In order to better understand the next section, we would need to understand the flow of remote thread hijacking first:

1.A handle is opened to the target process

2.Memory is allocated for the shellcode

3.The shellcode is injected

4.A snapshot of the process is created, and a target thread is selected

5.The thread is suspended

6.While suspended, the context of the thread is copied, which provides the register information of the thread

7.The instruction pointer is changed to point to the beginning of the injected shellcode

8.The thread is resumed.

This type of attack intrigued us in our research’s context, as it included manipulating a thread and executing shellcode without an API call that performs any execution and essentially change the instructions of the thread by a single pointer.

As mentioned before, we have already gained the ability to inject a protected process, and as such all that we wanted to focus on, was the thread hijacking itself.

We boiled it down to this:

1.Choose a thread

2.Suspend it

3.Change its RIP via kernel

4.Continue

This has thought has resulted in the following path:

1.Get the EPROCESS for the target process

2.Find the ThreadListHead member which points to the beginning of the _ETHREAD list of the process

3.Iterate _ETHREAD list until the relevant thread id is found

4.The first member of _ETHREAD is the _KTHREAD member, jump to its tcb

5.In the tcb there is a member called waitPrcb of type _PKPRCB

6.In that struct there is a member of type _KPROCESSOR_STATE, jump to it

7.Find RIP and modify it

8.Done

As beautiful as this sounds, we have initially found no luck with this. the processor state has been there but always empty.
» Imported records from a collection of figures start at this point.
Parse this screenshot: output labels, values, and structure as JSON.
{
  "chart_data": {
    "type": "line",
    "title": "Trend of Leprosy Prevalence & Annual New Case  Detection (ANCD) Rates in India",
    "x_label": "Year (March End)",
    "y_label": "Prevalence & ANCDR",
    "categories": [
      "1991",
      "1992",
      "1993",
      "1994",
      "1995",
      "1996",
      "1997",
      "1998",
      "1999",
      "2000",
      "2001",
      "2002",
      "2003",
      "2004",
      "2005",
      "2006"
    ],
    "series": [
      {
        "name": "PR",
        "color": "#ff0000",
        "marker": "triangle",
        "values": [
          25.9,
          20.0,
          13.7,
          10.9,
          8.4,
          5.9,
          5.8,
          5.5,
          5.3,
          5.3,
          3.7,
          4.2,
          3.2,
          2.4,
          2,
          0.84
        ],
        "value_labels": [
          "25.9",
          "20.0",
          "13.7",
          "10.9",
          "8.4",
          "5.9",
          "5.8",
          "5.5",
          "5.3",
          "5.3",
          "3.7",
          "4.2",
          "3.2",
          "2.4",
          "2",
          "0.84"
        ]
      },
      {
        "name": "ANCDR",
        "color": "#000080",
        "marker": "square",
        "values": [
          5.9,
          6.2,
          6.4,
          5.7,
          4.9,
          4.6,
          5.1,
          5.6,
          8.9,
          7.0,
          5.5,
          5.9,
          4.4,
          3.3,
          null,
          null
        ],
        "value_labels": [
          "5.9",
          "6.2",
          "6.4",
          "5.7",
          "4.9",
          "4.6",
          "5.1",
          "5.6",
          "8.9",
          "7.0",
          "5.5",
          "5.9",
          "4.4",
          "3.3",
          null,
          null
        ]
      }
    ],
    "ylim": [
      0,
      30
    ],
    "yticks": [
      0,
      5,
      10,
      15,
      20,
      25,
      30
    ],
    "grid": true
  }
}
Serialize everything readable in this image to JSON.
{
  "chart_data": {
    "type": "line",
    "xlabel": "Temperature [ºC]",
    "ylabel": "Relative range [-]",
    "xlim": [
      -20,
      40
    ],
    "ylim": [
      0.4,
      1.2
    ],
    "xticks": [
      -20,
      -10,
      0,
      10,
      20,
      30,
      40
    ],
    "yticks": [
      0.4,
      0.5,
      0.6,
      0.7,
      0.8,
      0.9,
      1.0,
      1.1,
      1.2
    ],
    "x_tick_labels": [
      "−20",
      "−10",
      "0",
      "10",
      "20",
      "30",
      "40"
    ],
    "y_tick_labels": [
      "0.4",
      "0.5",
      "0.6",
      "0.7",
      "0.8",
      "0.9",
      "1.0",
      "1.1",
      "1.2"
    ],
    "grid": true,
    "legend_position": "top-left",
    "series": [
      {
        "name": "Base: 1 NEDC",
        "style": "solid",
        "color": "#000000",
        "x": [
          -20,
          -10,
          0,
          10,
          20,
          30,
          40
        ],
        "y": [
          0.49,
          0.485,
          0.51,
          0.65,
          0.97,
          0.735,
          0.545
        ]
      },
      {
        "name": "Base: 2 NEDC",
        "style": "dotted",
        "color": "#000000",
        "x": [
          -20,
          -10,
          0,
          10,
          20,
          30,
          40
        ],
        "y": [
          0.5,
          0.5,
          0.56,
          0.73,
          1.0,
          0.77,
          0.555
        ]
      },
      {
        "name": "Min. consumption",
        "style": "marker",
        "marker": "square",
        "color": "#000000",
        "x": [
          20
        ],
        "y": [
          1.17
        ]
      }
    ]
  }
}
This was actually our mistake as we found out that this flow would only be good for a thread that is in Kernel state.

Each Thread and Process may run in two different modes: Kernel Mode (KTHREAD, KPROCESS) and Executive mode (ETHREAD, EPROCESS) and as such, as long as the thread is not in kernel mode, the stack frame information will not be included in the kernel structure just like that.

Needless to say, learning about that, was even more motivating to get this to work.

The next step we took to understand if there is another good candidate for thread hijacking, was to keep looking for another struct that includes the instruction pointer, which will not be empty when we read or write to it, and without forcing the thread into kernel mode, since that would most likely kill the program or thread.

Another member of the KTHRED structure, is _KTRAP_FRAME. As the name suggests, it consists of all the frame members just like context or the _KPROCESSOR_STATE structure.

This is actually a great candidate for us, although when we suspended the thread and jumped to the correct place both programmatically, or in WinDbg, we have found that it is empty as well!

Although further investigation concluded that the KTRAP_FRAME will fill with the relevant values in two states:

1.Thread is going through a context switch from Executive to Kernel – e.g running a syscall

2.The thread is being Debugged!!

This finding has been perfect for us, since we could simply swap the thread suspension, with process debugging!

PPL is off, so debugging is allowed, also our handle is FULL_CONTROL, so we have the correct permissions!

This has resulted in the following flow:

1.Inject the process with a shellcode (as shown above)

2.Choose a thread to hijack

3.Create a Debug object and place the process in debug mode

4.Find the relevant KTHREAD and locate its trap frame

5.Write the shellcode address into the instruction pointer member

6.Take the process out of debug mode

This code will have the exact same results of Remote Thread Hijacking, without suspending the thread, and without setting the context in user mode, using no API to change RIP.